Two months ago she called to tell me I had a gift.

She’d asked for help diagnosing an unspoken social game at her workplace, and when I broke it down for her, she said:

  • “You could be the expert at this. Not ‘an’ expert — the expert.”

For clarity: philosophy of games ≠ game theory.

I’m not a game theorist and have no ambition to become one. (Though one of my closest friends is probably top hundred in the world at the practical application of game theory.)

Instead, I love:

  1. games
  2. what games do to people
  3. how humans use games
  4. the mechanics and sub-mechanics inside games
  5. the social physics that games create
  6. the playing of games
  7. fun

This has always been true. As a kid, I invented strategies in schoolyard games so effective that fellow students rewrote the rules the next day. As an adult, I earned second place in the Hoboken Open pickleball tournament, which is exactly as prestigious as it sounds. In college I studied philosophy to understand the rules of our life’s game (hint: start with Aristotle).


But here’s the truth:

Yesterday’s writing, to me, felt bland.
I haven’t been having many fresh clowning insights.
I’m on break from clown school because of a broken foot.
I haven’t been around many clowns — except myself.

So instead of writing about clowning, I jotted down what I thought were painfully obvious observations.

And two people found them profound.
Compelling.
Insightful.

Why?

Clowning offers two simple rules:

  • give the audience what they want, and
  • follow the fun.

One mistake people make is assuming “what they want” means “repeat the product.”
But that’s not it — at least not entirely.
If I reposted yesterday’s essay verbatim, nobody would care.
This exaggerated example makes the point:

The audience doesn’t want the same product.
They want the same emotional experience.
The same arc.
The same sense of discovery.
The same journey.

Maybe one reader liked my emotional growth.
Maybe another liked the simple clarity around two games they’d only ever observed from the outside.
Maybe someone else just enjoyed seeing me think.

Writers know this:
readers fall in love not with the thing but with the transformation.

Van Gogh didn’t sell paintings until his letters were published.
Until people could see his suffering.
Until his bed wasn’t just a bed but the first possession of a poor, unraveling man.
Stories create meaning.
Meaning creates attachment.

And that’s why
Starting today, I’m going to include writing about hormones.


Yesterday I talked for an hour with my parents about my four-year experience taking œstrogen.
It was medical, emotional, biological, and sociopolitical.
It reshaped my values, which reshaped the games I chose to play.
It rewired my physical and emotional landscape.
It altered my comfort with strangers, my sense of risk, and my appetite for play.

I was on œstrogen when I decided to go to clown school.
I was back on my natural testosterone when I actually started the school year.

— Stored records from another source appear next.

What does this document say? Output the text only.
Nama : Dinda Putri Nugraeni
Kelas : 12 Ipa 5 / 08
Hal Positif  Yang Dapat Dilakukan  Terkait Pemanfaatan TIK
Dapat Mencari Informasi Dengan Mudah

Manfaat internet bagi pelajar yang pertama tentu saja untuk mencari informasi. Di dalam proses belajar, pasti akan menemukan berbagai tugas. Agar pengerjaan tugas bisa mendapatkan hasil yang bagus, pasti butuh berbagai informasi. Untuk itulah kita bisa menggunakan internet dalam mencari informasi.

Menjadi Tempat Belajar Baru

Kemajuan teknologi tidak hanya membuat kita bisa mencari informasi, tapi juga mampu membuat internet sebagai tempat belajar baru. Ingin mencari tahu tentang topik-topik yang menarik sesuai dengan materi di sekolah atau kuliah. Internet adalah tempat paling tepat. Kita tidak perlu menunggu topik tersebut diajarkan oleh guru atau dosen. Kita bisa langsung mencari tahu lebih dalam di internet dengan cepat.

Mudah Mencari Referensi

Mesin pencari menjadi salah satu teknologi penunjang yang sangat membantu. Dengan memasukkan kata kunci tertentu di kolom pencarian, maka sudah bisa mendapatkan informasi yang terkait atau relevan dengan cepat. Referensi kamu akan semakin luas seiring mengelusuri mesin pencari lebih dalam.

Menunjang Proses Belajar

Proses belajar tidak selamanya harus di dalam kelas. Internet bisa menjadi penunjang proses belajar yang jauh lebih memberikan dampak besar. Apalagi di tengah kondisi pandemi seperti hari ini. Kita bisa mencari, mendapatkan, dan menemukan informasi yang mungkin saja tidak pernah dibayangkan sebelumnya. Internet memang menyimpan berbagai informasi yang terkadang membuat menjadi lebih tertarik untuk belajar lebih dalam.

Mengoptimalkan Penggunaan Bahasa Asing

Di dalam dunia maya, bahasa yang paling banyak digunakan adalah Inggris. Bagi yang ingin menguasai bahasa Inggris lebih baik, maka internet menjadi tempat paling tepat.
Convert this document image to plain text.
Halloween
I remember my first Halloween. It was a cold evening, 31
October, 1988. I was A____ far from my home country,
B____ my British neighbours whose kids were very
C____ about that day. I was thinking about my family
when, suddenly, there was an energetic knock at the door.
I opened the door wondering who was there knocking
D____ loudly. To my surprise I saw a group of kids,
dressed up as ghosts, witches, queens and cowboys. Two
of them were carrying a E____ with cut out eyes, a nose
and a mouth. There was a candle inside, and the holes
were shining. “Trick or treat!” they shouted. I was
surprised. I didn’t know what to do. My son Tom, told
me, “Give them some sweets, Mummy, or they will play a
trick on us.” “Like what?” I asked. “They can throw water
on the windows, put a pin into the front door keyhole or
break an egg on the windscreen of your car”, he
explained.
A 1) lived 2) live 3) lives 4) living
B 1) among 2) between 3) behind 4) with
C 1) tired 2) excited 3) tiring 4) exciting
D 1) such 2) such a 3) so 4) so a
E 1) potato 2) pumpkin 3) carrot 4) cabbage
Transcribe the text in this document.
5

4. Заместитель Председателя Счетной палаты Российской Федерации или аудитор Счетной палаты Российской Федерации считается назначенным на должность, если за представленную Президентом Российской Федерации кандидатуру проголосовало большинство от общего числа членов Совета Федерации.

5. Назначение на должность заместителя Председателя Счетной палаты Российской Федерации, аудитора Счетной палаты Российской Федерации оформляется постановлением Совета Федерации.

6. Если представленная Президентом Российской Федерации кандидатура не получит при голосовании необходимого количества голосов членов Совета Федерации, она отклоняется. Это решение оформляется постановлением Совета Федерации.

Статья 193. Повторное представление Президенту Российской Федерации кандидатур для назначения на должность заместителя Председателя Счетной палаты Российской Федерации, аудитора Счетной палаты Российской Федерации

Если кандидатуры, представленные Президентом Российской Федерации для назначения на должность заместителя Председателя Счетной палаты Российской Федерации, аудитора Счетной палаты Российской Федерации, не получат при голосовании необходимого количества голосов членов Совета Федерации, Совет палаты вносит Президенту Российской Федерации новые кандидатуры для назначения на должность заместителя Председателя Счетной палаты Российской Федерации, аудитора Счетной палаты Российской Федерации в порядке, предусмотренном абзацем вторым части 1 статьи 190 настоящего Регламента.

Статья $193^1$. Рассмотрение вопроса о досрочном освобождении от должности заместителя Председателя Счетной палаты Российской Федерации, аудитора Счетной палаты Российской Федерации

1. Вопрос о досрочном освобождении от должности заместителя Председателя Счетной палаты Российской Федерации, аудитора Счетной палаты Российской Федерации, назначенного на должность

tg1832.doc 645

That contrast was… intense.

My desire to play poker changed with my hormonal profile.
My social ease changed too.

On œstrogen, my fluency with strangers soared: top decile of my life.
Now that the ease has dropped, I’m having to relearn it.
And with that comes fear.
Not melodramatic fear. More like the fear of an aging driver noticing their reaction time isn’t what it used to be:

  • “I used to be good at this. What if I’m not anymore?”

But here’s the secret about fear:
It’s freezing.
But it’s also your friend.
If you don’t embrace it and step through it,
You’ll always be under its power.

This was as true yesterday — staring down an A6s decision on a 4-6-7-A-K board facing a river jam — as it is about my long hesitation to share my hormonal story.

In that hand, I should have called.
In this life, I should speak.
Not because you’re entitled to know. You’re not.
None of this is “your business.”
But I chose to be a writer.
Which makes it my business.

Said differently:
I chose this writing game.
Time to stop playing it like a wimp.